Hi! Meteorology major here. We can predict the weather for your neighborhood for the next few days with (usually) pretty good accuracy. If you're not getting the accuracy you seek, perhaps it's a good idea to get weather information from a different source. For the United States, the National Weather Service, The Weather Channel, local broadcast media, Weather Underground, AccuWeather, Dark Sky, and many more exist.
Climate change is the result of relatively simple radiative processes in our atmosphere. Carbon dioxide traps and reemits solar radiation that enters our atmosphere. Other gases do this, too, and together they're called greenhouse gases. There are a lot of sources of greenhouse gases, and in moderation, they're a good thing! They're here to keep our temperatures from swinging hundreds of degrees Fahrenheit each day.
Of course, there can be too much of a good thing. Climate's changed before, sure, and we can look at previous climate change going back centuries or even millennia. But compared to previous climate changes, this one's happening really fast—far faster than any before it—and it starts right around the beginning of the 20th century.
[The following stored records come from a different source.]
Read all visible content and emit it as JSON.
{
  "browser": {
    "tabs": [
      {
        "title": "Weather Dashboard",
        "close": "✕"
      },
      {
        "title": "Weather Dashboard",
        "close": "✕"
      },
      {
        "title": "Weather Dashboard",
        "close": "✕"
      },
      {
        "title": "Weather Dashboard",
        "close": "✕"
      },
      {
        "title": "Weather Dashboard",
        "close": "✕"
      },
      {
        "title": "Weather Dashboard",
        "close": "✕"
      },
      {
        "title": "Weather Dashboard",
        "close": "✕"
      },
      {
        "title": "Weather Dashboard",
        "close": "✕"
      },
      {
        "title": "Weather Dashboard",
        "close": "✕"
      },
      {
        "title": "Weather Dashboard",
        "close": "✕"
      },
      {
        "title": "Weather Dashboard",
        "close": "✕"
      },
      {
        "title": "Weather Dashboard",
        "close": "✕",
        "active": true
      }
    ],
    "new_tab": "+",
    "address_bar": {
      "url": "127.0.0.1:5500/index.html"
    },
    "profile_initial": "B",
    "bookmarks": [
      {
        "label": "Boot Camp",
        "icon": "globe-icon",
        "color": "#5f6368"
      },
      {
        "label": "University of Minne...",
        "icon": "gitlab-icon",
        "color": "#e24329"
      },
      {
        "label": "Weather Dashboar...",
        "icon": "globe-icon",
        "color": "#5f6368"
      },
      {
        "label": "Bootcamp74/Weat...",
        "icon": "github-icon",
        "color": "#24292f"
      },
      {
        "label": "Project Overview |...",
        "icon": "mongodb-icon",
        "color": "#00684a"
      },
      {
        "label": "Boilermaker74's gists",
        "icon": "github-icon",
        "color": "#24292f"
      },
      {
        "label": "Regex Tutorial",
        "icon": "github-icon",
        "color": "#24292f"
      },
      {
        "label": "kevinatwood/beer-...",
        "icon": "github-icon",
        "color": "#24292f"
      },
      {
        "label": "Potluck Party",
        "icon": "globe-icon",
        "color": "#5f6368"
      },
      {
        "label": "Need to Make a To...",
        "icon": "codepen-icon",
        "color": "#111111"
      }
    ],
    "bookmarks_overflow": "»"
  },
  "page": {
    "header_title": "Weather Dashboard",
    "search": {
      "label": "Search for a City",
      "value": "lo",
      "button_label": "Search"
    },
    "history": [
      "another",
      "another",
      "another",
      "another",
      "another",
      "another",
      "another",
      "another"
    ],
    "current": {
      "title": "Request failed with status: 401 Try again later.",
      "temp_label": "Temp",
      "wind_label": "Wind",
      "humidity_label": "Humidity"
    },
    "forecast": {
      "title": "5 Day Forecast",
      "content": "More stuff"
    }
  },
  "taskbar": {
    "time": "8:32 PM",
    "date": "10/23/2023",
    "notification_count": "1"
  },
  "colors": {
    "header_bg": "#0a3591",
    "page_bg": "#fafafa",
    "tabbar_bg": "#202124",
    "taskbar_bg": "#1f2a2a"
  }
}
It's tough not to tie this to the human-led Industrial Revolution, when we started pumping into the air factory exhaust and, soon afterward, car exhaust. Deforestation, which removes plants that absorb carbon dioxide and return oxygen, exacerbates the problem.
If you have an alternative explanation for why atmospheric carbon dioxide started jumping around the Industrial Revolution, and the global mean temperature began trending up to follow suit, but is not related to humans, I'd be interested to hear it.
As for what caused the end of the last Ice Age, it was a change in the composition of gases in our atmosphere—fittingly, an increase in carbon dioxide.